Le jeu du paillassou revisité hier à Nice... — A. SELVI / ANP

Ils n'ont pas voulu battre en retraite. Hier matin, l'avenue Jean-Médecin a vu déferler une foule de manifestants venue protester contre l'allongement du temps de travail. Ils étaient 15 000 selon les syndicats... 5 200 selon la police.
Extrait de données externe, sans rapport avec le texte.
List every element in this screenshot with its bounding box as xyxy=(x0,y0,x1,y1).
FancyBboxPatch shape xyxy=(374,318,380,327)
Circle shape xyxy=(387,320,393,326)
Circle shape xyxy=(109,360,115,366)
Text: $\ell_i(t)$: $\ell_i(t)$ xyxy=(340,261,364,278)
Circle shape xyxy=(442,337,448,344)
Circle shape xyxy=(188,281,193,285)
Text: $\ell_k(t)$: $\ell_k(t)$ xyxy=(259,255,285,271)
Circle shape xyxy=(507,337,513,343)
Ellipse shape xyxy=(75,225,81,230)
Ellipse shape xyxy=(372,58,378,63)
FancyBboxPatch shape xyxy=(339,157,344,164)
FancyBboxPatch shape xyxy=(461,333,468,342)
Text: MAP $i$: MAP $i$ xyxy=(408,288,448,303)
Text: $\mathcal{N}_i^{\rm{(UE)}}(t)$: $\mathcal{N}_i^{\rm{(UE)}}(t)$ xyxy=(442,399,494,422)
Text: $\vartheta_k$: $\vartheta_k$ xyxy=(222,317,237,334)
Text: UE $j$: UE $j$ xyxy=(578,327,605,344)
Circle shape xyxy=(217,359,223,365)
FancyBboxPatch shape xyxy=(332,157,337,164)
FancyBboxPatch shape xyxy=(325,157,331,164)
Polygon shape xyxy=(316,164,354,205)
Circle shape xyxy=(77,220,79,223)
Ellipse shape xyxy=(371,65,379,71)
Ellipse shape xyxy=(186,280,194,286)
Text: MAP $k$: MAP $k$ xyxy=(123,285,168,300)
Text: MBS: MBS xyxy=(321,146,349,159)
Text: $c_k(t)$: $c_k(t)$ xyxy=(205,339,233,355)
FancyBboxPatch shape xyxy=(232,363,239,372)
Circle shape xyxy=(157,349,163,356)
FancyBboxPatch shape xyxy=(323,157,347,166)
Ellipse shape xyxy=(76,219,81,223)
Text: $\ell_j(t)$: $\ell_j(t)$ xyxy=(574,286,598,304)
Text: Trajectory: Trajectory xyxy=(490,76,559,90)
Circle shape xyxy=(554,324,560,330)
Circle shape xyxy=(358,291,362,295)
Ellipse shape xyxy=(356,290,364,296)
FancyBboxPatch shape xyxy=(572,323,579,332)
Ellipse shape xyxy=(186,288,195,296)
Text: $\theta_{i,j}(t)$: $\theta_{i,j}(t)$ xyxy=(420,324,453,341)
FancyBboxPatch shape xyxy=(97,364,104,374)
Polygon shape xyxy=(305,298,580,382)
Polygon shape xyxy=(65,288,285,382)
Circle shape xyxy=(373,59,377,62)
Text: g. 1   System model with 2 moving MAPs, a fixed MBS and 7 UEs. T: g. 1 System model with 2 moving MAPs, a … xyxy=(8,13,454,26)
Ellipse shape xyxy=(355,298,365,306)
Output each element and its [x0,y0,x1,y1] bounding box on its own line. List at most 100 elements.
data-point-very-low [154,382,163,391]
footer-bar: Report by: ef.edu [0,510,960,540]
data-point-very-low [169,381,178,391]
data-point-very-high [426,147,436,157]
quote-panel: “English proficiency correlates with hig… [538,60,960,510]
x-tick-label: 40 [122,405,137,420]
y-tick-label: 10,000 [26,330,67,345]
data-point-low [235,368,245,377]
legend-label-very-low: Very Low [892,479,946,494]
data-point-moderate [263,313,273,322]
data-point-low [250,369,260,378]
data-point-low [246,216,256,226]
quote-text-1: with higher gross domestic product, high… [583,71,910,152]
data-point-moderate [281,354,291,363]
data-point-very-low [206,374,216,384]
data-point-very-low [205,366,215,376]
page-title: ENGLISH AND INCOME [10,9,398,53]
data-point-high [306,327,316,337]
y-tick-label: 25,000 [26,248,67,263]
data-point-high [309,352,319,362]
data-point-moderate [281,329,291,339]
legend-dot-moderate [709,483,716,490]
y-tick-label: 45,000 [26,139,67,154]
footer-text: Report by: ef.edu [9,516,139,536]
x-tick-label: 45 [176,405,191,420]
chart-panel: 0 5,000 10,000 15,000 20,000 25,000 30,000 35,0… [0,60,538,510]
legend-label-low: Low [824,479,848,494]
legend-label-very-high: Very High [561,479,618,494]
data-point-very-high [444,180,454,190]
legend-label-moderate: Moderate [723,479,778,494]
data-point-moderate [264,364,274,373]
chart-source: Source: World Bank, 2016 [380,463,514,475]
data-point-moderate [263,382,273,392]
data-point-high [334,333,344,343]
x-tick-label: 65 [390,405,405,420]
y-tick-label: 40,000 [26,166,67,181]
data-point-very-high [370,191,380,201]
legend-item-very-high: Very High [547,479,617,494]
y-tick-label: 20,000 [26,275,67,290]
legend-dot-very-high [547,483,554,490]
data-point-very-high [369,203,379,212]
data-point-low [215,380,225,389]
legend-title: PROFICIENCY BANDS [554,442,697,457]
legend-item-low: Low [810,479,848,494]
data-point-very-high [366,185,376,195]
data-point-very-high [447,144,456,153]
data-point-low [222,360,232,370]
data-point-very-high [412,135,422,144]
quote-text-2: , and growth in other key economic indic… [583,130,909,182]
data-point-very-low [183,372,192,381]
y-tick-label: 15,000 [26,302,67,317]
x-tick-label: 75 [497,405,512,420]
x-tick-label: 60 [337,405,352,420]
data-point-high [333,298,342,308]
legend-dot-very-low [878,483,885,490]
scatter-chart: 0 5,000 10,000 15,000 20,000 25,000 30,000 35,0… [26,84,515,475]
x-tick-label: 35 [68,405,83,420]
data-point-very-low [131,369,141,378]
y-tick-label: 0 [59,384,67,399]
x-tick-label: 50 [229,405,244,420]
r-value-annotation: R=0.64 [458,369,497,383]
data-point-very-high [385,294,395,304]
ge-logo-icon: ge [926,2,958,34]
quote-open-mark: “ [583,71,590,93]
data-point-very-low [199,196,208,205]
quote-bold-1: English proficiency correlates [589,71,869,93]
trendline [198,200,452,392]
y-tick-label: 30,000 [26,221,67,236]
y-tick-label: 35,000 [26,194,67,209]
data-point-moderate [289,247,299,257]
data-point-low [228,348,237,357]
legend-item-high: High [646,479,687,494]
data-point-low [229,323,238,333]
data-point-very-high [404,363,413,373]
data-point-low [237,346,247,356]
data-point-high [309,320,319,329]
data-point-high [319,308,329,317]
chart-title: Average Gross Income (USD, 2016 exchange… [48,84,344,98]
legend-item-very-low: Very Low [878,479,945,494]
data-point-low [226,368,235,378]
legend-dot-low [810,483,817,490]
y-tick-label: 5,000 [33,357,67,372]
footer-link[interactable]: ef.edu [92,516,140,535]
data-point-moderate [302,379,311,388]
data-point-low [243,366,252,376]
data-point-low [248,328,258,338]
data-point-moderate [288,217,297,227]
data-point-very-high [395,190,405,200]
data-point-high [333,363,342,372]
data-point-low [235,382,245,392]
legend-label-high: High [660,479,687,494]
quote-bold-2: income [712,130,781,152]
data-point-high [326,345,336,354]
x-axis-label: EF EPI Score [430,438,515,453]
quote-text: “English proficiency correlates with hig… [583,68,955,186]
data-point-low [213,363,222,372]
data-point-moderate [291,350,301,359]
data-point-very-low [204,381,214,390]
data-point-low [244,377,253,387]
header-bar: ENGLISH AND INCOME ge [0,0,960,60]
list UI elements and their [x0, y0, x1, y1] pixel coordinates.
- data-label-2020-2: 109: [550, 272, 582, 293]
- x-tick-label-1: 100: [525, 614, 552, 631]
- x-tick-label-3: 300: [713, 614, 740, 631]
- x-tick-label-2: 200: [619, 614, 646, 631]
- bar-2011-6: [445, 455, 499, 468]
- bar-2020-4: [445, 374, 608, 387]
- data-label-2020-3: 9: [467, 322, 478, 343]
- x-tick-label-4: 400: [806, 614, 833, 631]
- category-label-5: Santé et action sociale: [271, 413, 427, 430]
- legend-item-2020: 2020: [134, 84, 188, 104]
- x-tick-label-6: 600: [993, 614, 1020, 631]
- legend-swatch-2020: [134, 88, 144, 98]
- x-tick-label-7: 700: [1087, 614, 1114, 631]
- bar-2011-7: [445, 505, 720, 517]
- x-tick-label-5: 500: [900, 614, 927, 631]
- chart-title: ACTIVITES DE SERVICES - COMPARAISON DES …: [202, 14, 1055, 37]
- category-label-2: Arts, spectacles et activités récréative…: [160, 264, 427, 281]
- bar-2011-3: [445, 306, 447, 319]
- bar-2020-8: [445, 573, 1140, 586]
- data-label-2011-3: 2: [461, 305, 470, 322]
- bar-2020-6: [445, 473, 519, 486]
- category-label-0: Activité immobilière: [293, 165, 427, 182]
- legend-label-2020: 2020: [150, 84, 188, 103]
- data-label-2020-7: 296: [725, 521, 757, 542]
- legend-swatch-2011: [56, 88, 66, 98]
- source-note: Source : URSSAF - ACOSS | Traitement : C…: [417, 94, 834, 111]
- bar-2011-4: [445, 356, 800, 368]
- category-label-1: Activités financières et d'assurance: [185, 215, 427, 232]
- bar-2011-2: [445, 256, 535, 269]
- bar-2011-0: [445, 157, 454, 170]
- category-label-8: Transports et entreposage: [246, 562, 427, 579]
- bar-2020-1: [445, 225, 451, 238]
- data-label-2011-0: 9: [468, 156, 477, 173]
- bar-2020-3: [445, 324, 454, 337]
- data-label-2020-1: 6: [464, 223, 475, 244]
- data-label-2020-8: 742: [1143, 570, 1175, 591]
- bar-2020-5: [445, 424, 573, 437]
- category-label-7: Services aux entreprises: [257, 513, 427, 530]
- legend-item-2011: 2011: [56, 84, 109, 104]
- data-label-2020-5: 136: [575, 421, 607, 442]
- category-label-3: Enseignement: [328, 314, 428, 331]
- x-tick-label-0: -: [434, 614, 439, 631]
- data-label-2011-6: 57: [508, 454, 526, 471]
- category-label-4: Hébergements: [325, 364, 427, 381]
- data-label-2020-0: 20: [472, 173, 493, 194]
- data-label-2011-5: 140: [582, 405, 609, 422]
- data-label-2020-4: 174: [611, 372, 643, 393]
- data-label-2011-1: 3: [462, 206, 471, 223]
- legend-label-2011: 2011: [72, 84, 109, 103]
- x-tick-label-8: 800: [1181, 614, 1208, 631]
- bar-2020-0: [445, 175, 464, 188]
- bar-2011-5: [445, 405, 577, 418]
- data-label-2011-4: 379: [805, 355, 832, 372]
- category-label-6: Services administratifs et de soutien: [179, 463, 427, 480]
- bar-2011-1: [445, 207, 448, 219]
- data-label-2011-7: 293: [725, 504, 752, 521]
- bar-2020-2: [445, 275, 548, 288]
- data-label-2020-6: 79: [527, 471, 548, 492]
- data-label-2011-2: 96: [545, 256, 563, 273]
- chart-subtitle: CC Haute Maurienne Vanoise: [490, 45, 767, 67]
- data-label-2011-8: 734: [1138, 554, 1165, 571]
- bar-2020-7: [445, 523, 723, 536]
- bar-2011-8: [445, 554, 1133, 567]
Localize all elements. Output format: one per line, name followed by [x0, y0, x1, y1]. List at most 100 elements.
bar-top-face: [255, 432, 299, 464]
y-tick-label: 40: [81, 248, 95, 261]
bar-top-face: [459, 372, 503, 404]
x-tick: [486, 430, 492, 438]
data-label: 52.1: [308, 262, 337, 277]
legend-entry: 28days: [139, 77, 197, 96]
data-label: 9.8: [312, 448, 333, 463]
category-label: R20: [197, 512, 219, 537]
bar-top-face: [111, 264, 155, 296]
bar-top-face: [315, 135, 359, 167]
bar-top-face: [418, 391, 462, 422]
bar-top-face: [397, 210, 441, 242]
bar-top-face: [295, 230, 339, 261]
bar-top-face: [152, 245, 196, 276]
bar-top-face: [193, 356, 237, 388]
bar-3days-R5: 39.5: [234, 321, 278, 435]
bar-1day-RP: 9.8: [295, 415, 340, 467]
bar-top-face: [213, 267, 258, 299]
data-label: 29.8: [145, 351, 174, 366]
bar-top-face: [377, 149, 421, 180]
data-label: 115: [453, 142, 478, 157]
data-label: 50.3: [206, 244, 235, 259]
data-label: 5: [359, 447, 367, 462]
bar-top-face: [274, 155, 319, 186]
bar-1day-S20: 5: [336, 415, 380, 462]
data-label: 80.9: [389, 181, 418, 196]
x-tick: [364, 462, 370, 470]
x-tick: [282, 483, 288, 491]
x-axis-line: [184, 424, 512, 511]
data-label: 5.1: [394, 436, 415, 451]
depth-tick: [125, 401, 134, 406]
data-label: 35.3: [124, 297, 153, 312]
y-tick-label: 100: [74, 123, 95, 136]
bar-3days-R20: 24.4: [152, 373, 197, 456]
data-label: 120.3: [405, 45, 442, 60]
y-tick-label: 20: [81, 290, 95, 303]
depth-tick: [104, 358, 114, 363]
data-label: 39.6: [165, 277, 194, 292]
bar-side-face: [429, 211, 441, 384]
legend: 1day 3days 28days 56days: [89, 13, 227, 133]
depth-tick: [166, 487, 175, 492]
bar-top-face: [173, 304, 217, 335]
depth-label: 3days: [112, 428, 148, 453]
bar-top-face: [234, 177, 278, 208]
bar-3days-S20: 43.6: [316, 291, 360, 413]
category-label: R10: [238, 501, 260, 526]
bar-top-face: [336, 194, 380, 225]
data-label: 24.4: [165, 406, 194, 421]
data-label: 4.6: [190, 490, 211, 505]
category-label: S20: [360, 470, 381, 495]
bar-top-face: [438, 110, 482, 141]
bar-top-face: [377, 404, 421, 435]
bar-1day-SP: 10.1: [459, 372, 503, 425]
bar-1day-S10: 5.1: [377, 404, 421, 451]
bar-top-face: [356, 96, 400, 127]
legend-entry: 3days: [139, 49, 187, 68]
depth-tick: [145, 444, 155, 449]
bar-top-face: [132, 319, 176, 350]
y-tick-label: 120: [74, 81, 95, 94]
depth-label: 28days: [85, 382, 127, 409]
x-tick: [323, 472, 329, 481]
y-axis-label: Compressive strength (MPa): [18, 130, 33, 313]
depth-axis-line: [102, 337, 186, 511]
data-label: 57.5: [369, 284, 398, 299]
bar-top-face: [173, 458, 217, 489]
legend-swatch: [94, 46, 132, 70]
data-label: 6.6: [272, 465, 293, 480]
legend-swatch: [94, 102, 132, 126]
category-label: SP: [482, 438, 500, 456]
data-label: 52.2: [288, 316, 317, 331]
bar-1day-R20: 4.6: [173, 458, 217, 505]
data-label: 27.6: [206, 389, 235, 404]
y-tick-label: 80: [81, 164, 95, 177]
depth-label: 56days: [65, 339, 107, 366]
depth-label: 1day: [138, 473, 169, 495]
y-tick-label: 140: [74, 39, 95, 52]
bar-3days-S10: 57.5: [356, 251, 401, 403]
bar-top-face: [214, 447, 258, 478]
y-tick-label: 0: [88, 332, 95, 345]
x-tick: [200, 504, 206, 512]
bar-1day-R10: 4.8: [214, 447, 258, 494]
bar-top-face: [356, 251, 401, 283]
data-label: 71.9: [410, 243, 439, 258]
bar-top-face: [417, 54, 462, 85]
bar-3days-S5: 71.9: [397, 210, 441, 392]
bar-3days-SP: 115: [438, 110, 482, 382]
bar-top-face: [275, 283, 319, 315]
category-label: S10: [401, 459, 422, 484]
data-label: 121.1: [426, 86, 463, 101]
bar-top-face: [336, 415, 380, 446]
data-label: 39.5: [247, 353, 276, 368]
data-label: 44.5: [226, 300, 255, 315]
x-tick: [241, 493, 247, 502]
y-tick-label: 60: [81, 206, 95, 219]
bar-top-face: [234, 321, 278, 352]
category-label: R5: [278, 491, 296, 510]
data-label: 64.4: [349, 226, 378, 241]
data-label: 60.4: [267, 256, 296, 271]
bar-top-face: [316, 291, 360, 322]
Des chiffres plus importants que lors de la mobilisation du 27 mai (entre 4 200 et 10 000). « On n'avait pas vu ça depuis 2006 et les manifs anti CPE », dit Didier Turini, secrétaire général de la CGT 06. Dans les rangs, des petits nouveaux ont rejoint les habitués comme cette directrice des ressources humaines d'une grande collectivité locale, venue avec une dizaine de collègues. « Je n'ai jamais fait grève de ma vie mais quand je vois ce qu'il se passe au bureau, le gel des salaires, la précarité, je me dis qu'il y a urgence », confie la trentenaire.

Concert de vuvuzelas
L'autre nouveauté du cortège, c'est incontestablement la vuvuzela. Thierry en a dégoté une pour le fun... et le symbole. « L'humiliation à la Coupe du monde, une réforme des retraites injuste : c'est ça la France qui perd », philosophe ce prof d'histoire à Nice. Un « spectacle » que n'ont pas manqué d'immortaliser les touristes massés à la gare Thiers. A l'exception tout de même d'Aline et Greg, deux vacanciers belges « dégoûtés » que la grève les prive de TGV pour rentrer au bercail.